For over a year now, many event planners found themselves in a position where they were inviting their target groups to join online events. It is predictable that our computer screens – and even cell phones – will remain an important window to digital and hybrid meetups. We must therefore strengthen the ties with partners from adjacent disciplines (AV experts, but also vloggers and influencers, for example) and be on the lookout for fresh formats in digital stageshows.
I was reminded of this when I received an invitation to watch CMOtalk. Or rather: listen to it. CMOtalk is a podcast. A talkshow, not made for radio, but distributed via the web. The 21st century version of good old radioplays and voice recordings. Many people seemingly listen to podcasts in the car or on their bikes. If you’re used to big shows, it’s quite a minimal format. But that’s exactly the strength of these webcasts. Less is more!
The Power of Conversation
CMOtalk is an interview of about half an hour in which Klaas Weima talks to Dutch marketers. He already made a whole series in Dutch and recently started with an international series in English. I see speakers of Heineken, L’Oreal and the Bijenkorf on the list, so there is no shortage of topics to discuss.
Weima is the founder of Energize, a creative marketing agency that focuses on earned attention. I need to explain that briefly. Advertising is paid attention and content with conversational strength can lead to earned attention. Advertising is often perceived as intrusive, while relevant and interesting content has a more random nature. We stumble over it while we’re on the go. Advertisers no longer impose themselves, but give chance a helping hand by making content available (likeable and shareable) via social media. Just like we do with this observation.
CMOtalk has also become a club, a kind of virtual society of chief marketing officers or similar. Meetings are organized for members in the form of dinners with speakers or breakfast roundtables. Real networking opportunities! This is how such a minimal format grows into a serious platform. The founder is doing well because Weima demonstrates his knowledge in the podcast, expands his network and profiles himself as a thought leader. Hats off for that!
Wear Something!
What is there to experience at CMOtalk? I zapped around a bit. One of the interviews that caught my attention was with Marene Arnold of Mastercard. She explains that the Netherlands was initially slow in accepting contactless payments but now holds a leading position in Europe.
A new emerging trend is voice-assisted sales, which will probably generate forty billion dollars next year. Mastercard is therefore now working with sonic marketing and sonic branding in which sound plays a leading role. This is a next step forward. Earlier they had already shifted the emphasis to visual branding in which the logo (two circles) was made more important than the word Mastercard. The result is that consumers hear a recognizable sound signal at various touchpoints where Mastercard plays a role as a means of payment. Work to be done for composers, it seems to me.

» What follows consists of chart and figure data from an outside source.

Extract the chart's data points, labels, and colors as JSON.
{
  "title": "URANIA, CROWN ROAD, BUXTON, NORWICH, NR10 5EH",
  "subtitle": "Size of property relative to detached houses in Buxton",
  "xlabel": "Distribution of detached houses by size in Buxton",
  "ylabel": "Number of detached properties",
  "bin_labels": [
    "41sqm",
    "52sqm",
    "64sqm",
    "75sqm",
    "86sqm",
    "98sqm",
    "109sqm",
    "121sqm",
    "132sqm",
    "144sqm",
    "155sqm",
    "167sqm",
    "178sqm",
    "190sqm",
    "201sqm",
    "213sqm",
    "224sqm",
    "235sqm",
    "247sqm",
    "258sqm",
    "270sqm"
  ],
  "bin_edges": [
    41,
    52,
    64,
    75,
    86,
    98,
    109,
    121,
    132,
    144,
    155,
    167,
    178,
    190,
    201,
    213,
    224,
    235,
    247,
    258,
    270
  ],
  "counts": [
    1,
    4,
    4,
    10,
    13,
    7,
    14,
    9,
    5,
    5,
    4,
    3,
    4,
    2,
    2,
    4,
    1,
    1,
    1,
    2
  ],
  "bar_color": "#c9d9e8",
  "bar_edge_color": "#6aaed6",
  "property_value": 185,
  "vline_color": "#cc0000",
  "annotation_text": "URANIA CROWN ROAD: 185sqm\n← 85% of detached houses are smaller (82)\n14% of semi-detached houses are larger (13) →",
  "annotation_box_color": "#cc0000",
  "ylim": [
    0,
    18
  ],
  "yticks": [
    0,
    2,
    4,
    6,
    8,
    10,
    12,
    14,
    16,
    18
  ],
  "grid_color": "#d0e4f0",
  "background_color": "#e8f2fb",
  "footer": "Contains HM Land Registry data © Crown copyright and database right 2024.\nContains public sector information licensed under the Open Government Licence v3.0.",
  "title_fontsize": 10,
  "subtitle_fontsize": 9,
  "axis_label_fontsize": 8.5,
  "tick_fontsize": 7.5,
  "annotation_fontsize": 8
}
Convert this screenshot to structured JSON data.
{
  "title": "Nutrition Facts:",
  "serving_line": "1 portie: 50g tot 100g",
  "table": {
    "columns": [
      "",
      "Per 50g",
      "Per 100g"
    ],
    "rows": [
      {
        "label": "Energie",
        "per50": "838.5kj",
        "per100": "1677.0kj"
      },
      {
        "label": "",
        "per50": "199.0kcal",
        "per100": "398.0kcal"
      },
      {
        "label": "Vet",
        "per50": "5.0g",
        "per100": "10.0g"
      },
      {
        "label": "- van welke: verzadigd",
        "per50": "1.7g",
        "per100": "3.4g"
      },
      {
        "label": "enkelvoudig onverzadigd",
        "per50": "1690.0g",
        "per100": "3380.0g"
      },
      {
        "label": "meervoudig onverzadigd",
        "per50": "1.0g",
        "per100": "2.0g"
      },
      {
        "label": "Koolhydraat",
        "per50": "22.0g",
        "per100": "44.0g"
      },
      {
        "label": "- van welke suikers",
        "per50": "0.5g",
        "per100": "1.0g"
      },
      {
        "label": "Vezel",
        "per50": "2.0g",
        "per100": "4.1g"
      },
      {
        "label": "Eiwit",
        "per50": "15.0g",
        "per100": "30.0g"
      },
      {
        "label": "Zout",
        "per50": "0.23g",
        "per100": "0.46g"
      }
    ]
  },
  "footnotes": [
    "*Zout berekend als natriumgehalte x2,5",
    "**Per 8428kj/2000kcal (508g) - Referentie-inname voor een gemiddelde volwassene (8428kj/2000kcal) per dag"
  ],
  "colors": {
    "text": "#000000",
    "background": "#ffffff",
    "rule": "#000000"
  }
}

I also followed the interview with Arjan Dijk of Booking.com who, among other things, addresses questions about government support during the lockdown. Dijk talks about how he is involved in the switch from performance marketing (everything is geared towards a growing number of users and a growing number of transactions) to image and branding, because Booking.com wants to be more than just another vacation booking machine. Interesting detail: he previously worked at Google and reveals what the dress code was at that company. Wear Something!
Sonic History
CMOtalk was set up as a webcasting platform that fits in the Energize eco system. But in the eighteen months that the podcast has been in existence, new partners have joined in. Notably Adobe and Accenture, and recently Microsoft and Facebook as well. All of them sponsors who want to associate themselves with the club and think it’s important that these kinds of topics are discussed. Now that is recognition.
We think that the same model can be used in food, in healthcare, in the car industry, in fact everywhere. Put a knowledge partner at the table with a clever event planner who knows his or her way around digital suppliers, and you have made your start as a podcast media mogul. The world of online events offers many new opportunities for smart event managers.
And by the way: the picture we chose to illustrate this story shows Mountain Chief of the Blackfoot being recorded by Frances Densmore in 1916, an early example of sonic history being recorded for future generations. We can learn from the past.